Wow! I wasn't expecting so much interest in that! Thanks for the welcomes and thumbs up and acorns! Very kind and encouraging.
Frillylily, it will be very hard to ID a daylily similar to Lady Georgia. I'm supposing it's a melon-colored self (all one color). There are truly thousands of those, named and unnamed.
I forgot to mention that another source of dual-named or unregistered-name daylilies is the "garden name". A gardener with a daylily they like but don't know the name of (it may not have one, see below) gives it a name they create. Let's say "My Pet". There's a registered 'My Pet' (Joiner, 1986) but they're unaware of it. Maybe they share the plant with friends. Now there are two different cultivars circulating under one name.
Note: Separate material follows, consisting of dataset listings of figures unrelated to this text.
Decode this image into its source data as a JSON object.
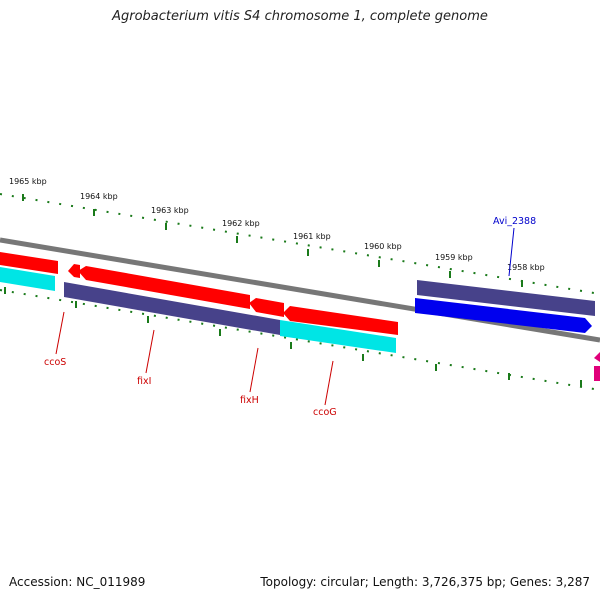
{
  "header": {
    "title": "Agrobacterium vitis S4 chromosome 1, complete genome"
  },
  "footer": {
    "accession": "Accession: NC_011989",
    "topology": "Topology: circular; Length: 3,726,375 bp; Genes: 3,287"
  },
  "ruler": {
    "labels": [
      "1965 kbp",
      "1964 kbp",
      "1963 kbp",
      "1962 kbp",
      "1961 kbp",
      "1960 kbp",
      "1959 kbp",
      "1958 kbp"
    ]
  },
  "genes": [
    {
      "name": "ccoS",
      "color": "#cc0000"
    },
    {
      "name": "fixI",
      "color": "#cc0000"
    },
    {
      "name": "fixH",
      "color": "#cc0000"
    },
    {
      "name": "ccoG",
      "color": "#cc0000"
    },
    {
      "name": "Avi_2388",
      "color": "#0000cc"
    }
  ],
  "colors": {
    "red_feature": "#ff0000",
    "cyan_feature": "#00e5e5",
    "slate_feature": "#47428a",
    "blue_feature": "#0000ee",
    "magenta_feature": "#e0007a",
    "backbone": "#777777",
    "tick": "#1a7a1a"
  }
}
Backyard hybridizers often do this with favorite seedlings. The American Hemerocallis Society strongly discourages it, clearly for good reason, but it's human and understandable.
There are also thousands upon thousands of unnamed seedlings sold by hybridizers and commercial growers every year. These may be the source of some of those "mixed" collections sold. These are rightly unnamed. But as above, people sometimes give them names.
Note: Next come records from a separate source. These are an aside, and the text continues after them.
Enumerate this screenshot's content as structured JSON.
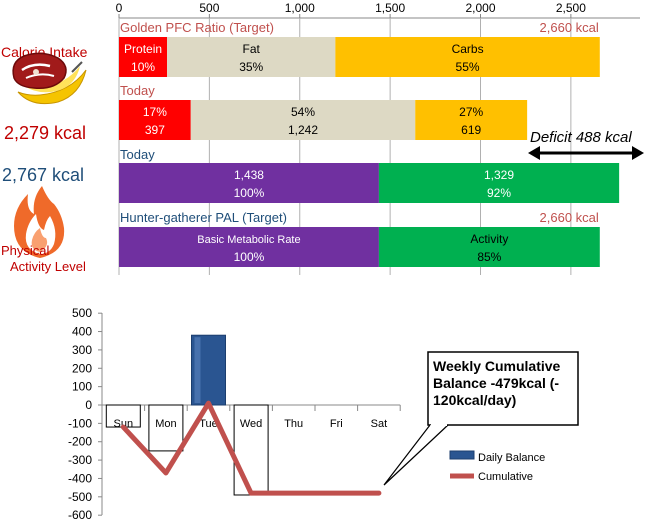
{
  "colors": {
    "protein": "#ff0000",
    "fat": "#ddd9c4",
    "carbs": "#ffc000",
    "bmr": "#7030a0",
    "activity": "#00b050",
    "daily_bar": "#2a5591",
    "cumulative": "#c0504d",
    "target_label": "#c0504d",
    "today_label": "#1f4e79",
    "grid": "#b0b0b0"
  },
  "left_panel": {
    "calorie_intake_label": "Calorie Intake",
    "calorie_intake_value": "2,279 kcal",
    "physical_value": "2,767 kcal",
    "physical_label_1": "Physical",
    "physical_label_2": "Activity Level",
    "food_icon": "meat-and-banana-icon",
    "fire_icon": "flame-icon"
  },
  "deficit_label": "Deficit 488 kcal",
  "chart_data": [
    {
      "type": "bar",
      "orientation": "horizontal",
      "stacked": true,
      "x_ticks": [
        "0",
        "500",
        "1,000",
        "1,500",
        "2,000",
        "2,500"
      ],
      "xlim": [
        0,
        2800
      ],
      "grid": true,
      "rows": [
        {
          "title": "Golden PFC Ratio (Target)",
          "total_label": "2,660 kcal",
          "segments": [
            {
              "name": "Protein",
              "value": 266,
              "label1": "Protein",
              "label2": "10%"
            },
            {
              "name": "Fat",
              "value": 931,
              "label1": "Fat",
              "label2": "35%"
            },
            {
              "name": "Carbs",
              "value": 1463,
              "label1": "Carbs",
              "label2": "55%"
            }
          ]
        },
        {
          "title": "Today",
          "total_label": "",
          "segments": [
            {
              "name": "Protein",
              "value": 397,
              "label1": "17%",
              "label2": "397"
            },
            {
              "name": "Fat",
              "value": 1242,
              "label1": "54%",
              "label2": "1,242"
            },
            {
              "name": "Carbs",
              "value": 619,
              "label1": "27%",
              "label2": "619"
            }
          ]
        },
        {
          "title": "Today",
          "total_label": "",
          "segments": [
            {
              "name": "Basic Metabolic Rate",
              "value": 1438,
              "label1": "1,438",
              "label2": "100%"
            },
            {
              "name": "Activity",
              "value": 1329,
              "label1": "1,329",
              "label2": "92%"
            }
          ]
        },
        {
          "title": "Hunter-gatherer  PAL (Target)",
          "total_label": "2,660 kcal",
          "segments": [
            {
              "name": "Basic Metabolic Rate",
              "value": 1438,
              "label1": "Basic Metabolic Rate",
              "label2": "100%"
            },
            {
              "name": "Activity",
              "value": 1222,
              "label1": "Activity",
              "label2": "85%"
            }
          ]
        }
      ]
    },
    {
      "type": "bar",
      "categories": [
        "Sun",
        "Mon",
        "Tue",
        "Wed",
        "Thu",
        "Fri",
        "Sat"
      ],
      "ylim": [
        -600,
        500
      ],
      "y_ticks": [
        "500",
        "400",
        "300",
        "200",
        "100",
        "0",
        "-100",
        "-200",
        "-300",
        "-400",
        "-500",
        "-600"
      ],
      "grid": true,
      "series": [
        {
          "name": "Daily Balance",
          "type": "bar",
          "values": [
            -120,
            -250,
            380,
            -490,
            null,
            null,
            null
          ]
        },
        {
          "name": "Cumulative",
          "type": "line",
          "values": [
            -120,
            -370,
            10,
            -480,
            -480,
            -480,
            -480
          ]
        }
      ],
      "legend": "right",
      "annotation": "Weekly Cumulative Balance -479kcal (-120kcal/day)"
    }
  ]
}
Sometimes new daylily collectors (naively) think that every daylily has a name, so they try to figure it out. It's not uncommon while preparing entries for a daylily show that a new collector wants to enter a daylily they don't have a name for, and walk it around the room asking others if they know what it is. I always decline to offer any possibility because if someone tells them "it looks kind of like 'My Pet'", sure enough it will be entered in the show with that name stuck on it. If the judges know 'My Pet' well, they'll recognize it's wrong and mark that on the entry tag, disqualifying it. But if not, they have to accept it as entered and judge it. If it's well grown it might even get a blue ribbon. Now it gets mis-labeled 'My Pet' in that garden, perhaps gets passed around ... an error is propagated.
My suggestion is to enjoy your NO ID for its beauty. Mentally give it a name if you'd like but keep it your secret. Maybe someday you will find what seems to be its perfect match. If so, buy it and grow it side by side with yours before deciding.